I have put in a PR (#175) to make it very hard to miss this fact.

andyfaff commented 9 years ago

When I originally submitted the issue I was looking at the minimize function documentation, but working with the Minimizer class. So I edited the issue. That's probably the source of the confusion. I'll explain further where I see the potential for confusion in a separate comment.

andyfaff commented 9 years ago

Actually, in my original message I made things worse because the example I presented used the minimize function, rather than demonstrating the confusing behaviour I was trying to understand. Sorry for muddying the water. There are actually two issues here I think.
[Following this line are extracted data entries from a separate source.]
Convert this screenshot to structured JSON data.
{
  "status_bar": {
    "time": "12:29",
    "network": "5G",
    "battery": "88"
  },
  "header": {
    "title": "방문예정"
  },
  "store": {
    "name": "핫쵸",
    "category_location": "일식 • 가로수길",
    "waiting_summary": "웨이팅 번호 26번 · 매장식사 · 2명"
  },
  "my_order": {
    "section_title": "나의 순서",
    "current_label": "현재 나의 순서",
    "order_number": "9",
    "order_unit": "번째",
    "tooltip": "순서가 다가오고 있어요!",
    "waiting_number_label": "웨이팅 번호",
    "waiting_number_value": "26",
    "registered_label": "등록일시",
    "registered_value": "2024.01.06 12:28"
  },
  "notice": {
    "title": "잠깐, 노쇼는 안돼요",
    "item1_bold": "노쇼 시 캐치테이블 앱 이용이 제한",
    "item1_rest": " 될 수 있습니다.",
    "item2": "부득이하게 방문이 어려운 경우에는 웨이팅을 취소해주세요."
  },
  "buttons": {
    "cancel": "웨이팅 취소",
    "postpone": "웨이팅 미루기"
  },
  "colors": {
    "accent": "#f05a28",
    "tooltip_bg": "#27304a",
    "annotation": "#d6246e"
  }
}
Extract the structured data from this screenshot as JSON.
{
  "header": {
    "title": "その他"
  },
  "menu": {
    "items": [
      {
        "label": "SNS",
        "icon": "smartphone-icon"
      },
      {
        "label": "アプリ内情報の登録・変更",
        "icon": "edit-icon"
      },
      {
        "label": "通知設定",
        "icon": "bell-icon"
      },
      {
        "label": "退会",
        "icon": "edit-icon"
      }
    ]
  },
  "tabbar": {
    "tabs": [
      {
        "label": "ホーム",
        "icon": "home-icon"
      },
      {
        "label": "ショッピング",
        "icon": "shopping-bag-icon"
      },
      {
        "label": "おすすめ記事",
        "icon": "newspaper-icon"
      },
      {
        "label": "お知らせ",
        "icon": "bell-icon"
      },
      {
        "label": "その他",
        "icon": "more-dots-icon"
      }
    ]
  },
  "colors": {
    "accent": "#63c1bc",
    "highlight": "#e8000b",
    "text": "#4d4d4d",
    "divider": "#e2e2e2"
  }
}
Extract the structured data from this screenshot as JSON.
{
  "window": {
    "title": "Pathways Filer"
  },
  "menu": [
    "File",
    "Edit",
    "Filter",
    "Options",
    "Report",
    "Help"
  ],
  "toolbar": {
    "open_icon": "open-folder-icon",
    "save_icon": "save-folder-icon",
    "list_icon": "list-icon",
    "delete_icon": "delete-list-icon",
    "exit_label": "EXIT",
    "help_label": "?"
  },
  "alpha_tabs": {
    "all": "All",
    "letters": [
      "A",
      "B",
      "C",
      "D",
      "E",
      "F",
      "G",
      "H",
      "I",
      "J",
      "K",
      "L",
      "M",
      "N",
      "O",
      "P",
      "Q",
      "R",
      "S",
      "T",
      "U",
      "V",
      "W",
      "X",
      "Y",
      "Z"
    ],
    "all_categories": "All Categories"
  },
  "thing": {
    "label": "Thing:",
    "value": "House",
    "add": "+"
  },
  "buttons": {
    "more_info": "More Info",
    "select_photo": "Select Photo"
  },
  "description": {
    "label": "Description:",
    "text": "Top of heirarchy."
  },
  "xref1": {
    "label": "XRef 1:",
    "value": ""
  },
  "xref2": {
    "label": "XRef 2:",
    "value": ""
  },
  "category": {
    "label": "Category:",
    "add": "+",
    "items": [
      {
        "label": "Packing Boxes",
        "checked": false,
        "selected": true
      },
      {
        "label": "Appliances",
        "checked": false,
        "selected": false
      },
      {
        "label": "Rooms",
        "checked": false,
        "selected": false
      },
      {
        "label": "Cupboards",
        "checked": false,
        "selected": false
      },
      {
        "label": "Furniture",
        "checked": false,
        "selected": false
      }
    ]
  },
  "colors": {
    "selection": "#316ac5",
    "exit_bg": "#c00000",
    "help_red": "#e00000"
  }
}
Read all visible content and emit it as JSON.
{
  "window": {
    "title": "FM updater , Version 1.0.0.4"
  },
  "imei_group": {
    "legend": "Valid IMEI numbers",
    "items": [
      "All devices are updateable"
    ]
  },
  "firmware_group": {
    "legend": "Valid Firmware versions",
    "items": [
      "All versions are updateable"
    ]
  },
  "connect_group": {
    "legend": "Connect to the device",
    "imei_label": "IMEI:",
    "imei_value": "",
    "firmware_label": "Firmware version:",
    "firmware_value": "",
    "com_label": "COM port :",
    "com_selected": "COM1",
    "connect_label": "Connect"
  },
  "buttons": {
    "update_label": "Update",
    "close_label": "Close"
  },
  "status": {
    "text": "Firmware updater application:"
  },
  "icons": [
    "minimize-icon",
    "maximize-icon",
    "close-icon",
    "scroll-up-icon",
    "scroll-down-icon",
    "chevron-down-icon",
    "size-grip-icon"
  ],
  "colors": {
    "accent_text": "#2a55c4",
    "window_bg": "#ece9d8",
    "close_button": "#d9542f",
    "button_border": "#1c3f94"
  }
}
In this comment I'll address the first.

In the example above I used the minimize function. As @tacaswell says minimize mutates the input. Normally I would expect the values in the input params to remain unchanged. As such the params should be deepcopy'd before its values are changed. Either in __init__ of the Minimizer object, or in the minimize function.

Because the values in the input params were changing one can jump to the erroneous conclusion that

result.params is params

So which way is correct? 1) If the input params are going to be mutated/changed I think that

result.params is params

should be true. In which the deepcopy in unprepare_fit shouldn't happen.

2) If the input params are going to be unchanged then deepcopy should occur in __init__, before any values are changed.

Unfortunately, I don't think that #175 is the right way of going about it.

andyfaff commented 9 years ago

The second issue is related. I came across this issue when extending Minimizer and it took a lot of time to understand what was going on. Here is my logic. 1) Initialise the Minimizer (mini) with a Parameters instance (params). 2) At this point mini.params is params is True. 3) Now do a minimization, mini.minimize(). 4) At this point the values in params have been changed. The values in mini.params are the same. At this point I assumed that params and mini.params are the same instance. This assumption seems reasonable because the values are the same. However they are not the same instance.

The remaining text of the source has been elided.